I have a class A with a

public String toString() {
}

method.

It gets compiled. Also, I have开发者_高级运维 several implementations of that method as a method body. This implementation uses A's fields.

I want to be able to dynamically substitute the contents of the toString() method with such or such an implementation. The point here is that I need A's fields in the implementation.

I must say, I cannot create subclasses of A. I must use this class only.

As I can guess, each implementation must be compiled before the first usage. But how would one do that?

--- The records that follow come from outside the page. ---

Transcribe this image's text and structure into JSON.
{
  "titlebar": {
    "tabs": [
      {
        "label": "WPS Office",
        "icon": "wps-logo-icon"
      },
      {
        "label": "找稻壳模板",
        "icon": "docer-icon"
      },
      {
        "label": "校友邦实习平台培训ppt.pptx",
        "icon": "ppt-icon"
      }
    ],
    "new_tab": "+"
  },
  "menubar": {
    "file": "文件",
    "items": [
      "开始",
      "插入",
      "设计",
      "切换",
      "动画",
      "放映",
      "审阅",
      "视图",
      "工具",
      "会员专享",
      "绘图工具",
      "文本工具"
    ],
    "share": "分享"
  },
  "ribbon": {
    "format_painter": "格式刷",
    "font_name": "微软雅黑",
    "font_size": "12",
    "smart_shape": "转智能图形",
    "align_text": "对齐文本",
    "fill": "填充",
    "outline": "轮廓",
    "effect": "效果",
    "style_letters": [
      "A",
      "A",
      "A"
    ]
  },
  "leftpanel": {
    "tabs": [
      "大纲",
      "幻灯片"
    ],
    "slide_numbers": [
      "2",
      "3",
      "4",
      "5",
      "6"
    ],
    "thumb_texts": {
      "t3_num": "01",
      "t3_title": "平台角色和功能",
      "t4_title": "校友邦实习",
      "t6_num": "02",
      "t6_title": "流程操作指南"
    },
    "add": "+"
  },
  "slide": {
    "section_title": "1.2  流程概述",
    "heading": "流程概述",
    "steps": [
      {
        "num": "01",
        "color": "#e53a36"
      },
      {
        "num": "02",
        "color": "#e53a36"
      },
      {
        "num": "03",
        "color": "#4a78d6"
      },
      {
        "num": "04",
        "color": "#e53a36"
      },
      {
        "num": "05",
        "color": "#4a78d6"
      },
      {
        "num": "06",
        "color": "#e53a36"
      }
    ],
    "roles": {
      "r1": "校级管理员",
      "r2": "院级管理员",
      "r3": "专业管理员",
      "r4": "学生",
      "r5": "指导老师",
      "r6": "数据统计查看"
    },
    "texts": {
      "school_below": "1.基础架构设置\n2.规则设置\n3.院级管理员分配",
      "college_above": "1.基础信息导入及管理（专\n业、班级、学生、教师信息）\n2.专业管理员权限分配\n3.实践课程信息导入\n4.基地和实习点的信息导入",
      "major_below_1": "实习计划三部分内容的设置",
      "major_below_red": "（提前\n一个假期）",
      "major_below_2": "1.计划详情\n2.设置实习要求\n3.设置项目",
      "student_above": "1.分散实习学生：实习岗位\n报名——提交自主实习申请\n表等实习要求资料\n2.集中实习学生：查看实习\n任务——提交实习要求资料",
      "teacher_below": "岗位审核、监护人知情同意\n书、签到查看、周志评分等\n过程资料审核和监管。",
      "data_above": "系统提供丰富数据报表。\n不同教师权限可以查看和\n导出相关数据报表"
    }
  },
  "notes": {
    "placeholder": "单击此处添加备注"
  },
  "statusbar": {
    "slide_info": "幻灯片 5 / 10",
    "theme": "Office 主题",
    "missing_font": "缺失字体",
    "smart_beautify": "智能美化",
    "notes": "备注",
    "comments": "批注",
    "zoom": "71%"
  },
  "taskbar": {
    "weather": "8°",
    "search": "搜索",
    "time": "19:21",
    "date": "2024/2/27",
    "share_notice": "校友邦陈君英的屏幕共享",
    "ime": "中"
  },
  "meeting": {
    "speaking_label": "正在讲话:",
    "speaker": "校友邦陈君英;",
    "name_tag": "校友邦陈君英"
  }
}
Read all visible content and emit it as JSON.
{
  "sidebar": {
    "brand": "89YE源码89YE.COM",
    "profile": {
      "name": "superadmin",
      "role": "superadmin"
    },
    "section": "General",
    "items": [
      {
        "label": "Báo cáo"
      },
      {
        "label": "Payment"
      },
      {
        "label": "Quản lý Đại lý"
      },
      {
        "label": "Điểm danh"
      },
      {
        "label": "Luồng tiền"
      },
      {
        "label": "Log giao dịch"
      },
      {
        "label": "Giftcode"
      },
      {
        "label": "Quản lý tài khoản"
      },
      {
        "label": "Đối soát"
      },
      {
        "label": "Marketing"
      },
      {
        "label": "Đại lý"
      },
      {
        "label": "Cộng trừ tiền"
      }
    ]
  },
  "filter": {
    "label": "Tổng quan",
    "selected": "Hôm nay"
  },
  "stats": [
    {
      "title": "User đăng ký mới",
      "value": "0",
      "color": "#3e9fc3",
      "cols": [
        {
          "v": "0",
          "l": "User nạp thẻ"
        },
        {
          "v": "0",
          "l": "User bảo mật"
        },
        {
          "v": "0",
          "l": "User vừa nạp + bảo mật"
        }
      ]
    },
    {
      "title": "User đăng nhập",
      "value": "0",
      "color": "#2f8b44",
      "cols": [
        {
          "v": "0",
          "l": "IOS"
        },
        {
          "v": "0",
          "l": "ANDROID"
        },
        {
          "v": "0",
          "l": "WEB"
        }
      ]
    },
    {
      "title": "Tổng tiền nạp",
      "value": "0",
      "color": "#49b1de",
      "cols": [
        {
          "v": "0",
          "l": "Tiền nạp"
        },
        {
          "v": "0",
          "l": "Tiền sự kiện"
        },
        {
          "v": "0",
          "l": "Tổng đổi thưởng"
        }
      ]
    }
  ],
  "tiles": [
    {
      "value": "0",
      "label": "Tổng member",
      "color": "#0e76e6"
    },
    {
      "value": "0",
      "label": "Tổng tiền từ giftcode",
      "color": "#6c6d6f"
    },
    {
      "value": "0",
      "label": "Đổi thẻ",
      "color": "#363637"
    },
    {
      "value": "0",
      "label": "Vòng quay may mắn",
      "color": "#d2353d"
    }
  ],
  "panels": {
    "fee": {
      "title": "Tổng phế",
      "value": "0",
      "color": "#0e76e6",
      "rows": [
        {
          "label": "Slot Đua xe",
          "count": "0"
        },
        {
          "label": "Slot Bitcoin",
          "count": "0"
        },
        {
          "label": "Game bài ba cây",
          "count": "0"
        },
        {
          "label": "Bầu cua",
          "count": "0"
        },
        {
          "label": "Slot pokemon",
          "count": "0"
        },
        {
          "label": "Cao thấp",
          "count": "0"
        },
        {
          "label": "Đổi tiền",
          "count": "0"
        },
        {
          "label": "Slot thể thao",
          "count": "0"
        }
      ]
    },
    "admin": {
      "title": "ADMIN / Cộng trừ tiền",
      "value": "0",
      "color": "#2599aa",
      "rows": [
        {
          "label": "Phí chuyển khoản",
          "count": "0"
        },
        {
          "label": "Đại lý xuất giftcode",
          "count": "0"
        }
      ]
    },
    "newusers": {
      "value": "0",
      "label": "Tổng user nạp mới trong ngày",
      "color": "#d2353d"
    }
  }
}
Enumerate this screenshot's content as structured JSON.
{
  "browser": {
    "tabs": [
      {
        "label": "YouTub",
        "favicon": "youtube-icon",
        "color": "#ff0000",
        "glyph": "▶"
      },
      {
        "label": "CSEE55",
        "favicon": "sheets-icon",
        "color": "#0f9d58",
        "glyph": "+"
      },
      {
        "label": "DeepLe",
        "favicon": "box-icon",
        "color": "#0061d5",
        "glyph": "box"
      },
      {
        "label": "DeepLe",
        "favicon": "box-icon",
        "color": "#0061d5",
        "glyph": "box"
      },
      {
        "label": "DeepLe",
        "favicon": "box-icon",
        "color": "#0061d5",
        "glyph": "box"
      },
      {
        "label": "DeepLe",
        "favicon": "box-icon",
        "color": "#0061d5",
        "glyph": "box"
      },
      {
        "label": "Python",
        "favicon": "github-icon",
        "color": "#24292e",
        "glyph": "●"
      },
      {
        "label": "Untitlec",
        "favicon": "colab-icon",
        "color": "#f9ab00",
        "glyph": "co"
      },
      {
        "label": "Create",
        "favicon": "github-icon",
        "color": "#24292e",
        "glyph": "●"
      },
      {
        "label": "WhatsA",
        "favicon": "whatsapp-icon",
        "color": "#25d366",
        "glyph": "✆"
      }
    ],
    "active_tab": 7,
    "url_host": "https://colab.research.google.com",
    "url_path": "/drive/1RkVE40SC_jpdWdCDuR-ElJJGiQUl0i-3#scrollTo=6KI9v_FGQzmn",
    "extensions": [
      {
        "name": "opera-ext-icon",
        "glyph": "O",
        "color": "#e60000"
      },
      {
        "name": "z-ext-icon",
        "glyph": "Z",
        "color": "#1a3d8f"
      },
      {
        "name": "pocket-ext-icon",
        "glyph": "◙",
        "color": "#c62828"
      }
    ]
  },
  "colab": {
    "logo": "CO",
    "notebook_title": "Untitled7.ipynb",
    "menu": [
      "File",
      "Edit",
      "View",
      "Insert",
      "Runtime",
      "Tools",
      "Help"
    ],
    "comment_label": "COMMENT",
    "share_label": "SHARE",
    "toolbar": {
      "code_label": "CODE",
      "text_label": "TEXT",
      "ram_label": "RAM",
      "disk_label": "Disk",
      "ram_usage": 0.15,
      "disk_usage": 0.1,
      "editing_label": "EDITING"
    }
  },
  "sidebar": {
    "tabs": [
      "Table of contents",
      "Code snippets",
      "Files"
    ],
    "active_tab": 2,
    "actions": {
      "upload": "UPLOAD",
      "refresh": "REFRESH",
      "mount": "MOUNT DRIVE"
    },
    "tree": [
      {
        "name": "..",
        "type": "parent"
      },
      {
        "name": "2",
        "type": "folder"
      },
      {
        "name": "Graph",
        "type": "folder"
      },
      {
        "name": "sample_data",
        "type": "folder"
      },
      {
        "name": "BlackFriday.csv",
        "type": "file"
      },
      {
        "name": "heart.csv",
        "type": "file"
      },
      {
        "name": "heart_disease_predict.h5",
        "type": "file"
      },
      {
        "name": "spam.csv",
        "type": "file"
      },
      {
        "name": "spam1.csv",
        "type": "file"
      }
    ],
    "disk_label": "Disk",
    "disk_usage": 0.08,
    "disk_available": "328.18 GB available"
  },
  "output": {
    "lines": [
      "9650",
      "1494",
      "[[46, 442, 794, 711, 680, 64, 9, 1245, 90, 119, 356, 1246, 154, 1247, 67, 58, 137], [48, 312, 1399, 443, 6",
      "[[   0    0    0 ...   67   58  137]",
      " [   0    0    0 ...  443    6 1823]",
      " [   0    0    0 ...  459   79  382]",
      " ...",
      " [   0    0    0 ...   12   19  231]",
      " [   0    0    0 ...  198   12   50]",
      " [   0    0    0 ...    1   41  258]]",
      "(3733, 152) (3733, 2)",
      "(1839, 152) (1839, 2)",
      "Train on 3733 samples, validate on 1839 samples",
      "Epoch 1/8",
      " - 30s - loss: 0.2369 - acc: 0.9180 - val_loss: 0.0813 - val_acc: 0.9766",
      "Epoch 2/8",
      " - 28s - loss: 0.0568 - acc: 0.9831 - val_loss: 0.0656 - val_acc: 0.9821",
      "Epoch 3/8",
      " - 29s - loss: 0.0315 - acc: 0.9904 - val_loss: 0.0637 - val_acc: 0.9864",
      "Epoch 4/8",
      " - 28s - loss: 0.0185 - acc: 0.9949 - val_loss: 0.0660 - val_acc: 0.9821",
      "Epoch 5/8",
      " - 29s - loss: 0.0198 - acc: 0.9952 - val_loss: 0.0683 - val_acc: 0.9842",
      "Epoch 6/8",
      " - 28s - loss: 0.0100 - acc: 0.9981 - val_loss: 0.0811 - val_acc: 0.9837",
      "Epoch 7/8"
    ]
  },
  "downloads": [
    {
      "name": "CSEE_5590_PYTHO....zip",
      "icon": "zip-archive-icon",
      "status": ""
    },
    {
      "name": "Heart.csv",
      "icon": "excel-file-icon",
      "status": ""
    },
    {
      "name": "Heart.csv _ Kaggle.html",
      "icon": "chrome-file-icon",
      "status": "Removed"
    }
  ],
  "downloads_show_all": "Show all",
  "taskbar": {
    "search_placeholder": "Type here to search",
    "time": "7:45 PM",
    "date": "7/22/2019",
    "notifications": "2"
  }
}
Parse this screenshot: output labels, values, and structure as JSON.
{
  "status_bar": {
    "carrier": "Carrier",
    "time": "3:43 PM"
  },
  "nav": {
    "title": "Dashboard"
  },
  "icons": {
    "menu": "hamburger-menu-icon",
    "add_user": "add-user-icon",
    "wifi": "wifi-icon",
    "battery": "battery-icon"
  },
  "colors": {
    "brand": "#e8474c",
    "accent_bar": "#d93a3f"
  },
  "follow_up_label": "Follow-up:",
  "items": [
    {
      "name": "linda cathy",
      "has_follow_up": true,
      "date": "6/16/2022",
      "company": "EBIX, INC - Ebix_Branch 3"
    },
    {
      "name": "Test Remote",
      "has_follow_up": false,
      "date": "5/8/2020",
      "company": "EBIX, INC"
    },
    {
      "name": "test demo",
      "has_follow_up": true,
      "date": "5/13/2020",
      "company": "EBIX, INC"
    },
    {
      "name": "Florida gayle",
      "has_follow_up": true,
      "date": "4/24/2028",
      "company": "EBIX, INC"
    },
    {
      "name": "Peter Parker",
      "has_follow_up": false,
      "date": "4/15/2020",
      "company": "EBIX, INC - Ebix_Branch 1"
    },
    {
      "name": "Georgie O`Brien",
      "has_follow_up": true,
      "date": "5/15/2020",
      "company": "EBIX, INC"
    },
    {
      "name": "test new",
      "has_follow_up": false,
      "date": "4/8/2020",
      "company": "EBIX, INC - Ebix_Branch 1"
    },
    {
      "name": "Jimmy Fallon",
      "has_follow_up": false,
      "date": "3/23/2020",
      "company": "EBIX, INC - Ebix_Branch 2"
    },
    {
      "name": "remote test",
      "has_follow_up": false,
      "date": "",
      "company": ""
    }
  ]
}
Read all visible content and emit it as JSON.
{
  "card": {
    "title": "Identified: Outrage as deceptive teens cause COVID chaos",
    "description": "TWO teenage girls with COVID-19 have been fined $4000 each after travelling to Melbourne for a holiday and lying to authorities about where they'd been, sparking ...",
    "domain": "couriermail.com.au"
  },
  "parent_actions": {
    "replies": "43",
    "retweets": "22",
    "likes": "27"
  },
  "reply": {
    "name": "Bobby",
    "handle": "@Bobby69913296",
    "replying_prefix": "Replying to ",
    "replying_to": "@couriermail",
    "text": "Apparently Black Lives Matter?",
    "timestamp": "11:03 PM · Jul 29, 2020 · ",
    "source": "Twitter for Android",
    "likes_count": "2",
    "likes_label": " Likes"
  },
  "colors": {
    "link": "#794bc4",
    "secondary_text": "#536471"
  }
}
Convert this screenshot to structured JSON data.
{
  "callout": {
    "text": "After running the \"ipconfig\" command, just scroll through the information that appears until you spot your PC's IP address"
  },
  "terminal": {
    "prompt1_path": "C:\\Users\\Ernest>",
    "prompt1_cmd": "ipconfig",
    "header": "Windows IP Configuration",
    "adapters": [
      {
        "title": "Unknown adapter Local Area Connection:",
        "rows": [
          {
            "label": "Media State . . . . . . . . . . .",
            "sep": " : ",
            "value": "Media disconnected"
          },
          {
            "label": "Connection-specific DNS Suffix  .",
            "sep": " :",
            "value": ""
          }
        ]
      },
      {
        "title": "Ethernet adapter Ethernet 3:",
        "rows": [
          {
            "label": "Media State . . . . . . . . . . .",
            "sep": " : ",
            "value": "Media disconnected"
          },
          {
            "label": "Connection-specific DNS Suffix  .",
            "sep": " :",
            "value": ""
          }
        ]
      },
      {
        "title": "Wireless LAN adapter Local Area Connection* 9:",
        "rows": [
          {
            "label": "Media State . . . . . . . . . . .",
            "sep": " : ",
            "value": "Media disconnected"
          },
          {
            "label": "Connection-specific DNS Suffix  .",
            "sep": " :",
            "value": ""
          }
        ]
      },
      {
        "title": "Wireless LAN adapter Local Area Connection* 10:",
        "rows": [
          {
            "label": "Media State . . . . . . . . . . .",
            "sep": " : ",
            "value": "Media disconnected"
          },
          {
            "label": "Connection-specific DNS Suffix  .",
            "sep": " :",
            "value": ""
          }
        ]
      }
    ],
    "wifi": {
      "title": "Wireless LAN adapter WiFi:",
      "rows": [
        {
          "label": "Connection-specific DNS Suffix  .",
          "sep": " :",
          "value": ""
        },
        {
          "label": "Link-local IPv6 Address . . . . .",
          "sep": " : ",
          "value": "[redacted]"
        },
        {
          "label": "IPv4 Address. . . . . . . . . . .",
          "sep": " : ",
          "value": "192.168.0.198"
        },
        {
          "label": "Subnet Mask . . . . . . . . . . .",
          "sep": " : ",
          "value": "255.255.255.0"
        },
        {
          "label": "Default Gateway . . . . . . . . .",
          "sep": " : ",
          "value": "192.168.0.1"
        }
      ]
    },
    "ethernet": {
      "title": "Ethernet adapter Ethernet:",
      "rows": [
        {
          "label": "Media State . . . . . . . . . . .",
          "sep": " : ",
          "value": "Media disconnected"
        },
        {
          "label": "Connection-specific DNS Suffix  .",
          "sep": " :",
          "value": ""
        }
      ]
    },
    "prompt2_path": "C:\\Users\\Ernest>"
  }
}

The simplest solution would probably be to use a flag variable and analyze it before invoking such or such a method or even put everything into toString and use switch. But what if A doesn't know anything about its implementation itself? Can they be decoupled - the A class and its toString implementations?


I guess in theory you could create multiple classes called A with different implementations of the toString() method, and then dynamically load them with different classloaders, etc. However, from the JVM's perspective they WILL be different classes, and you won't be able to convince the JVM differently. So you won't end up "winning".


A more practical approach might be something like this:

class A {
    Formatter f;
    A(Formatter f) {
        this.f = f;
    }
    ...
    @Override 
    public String toString() {
        return f.format(this);
    }
}

and write lots of classes to implement the Formatter interface.


I don't get the point of doing so and what you mean exactly by 'dynamically substitute' it, but you could add an additional field to A which you use to switch over the implementations. Something along the following lines. You can then 'dynamically' switch to different implementations by changing this mode variable.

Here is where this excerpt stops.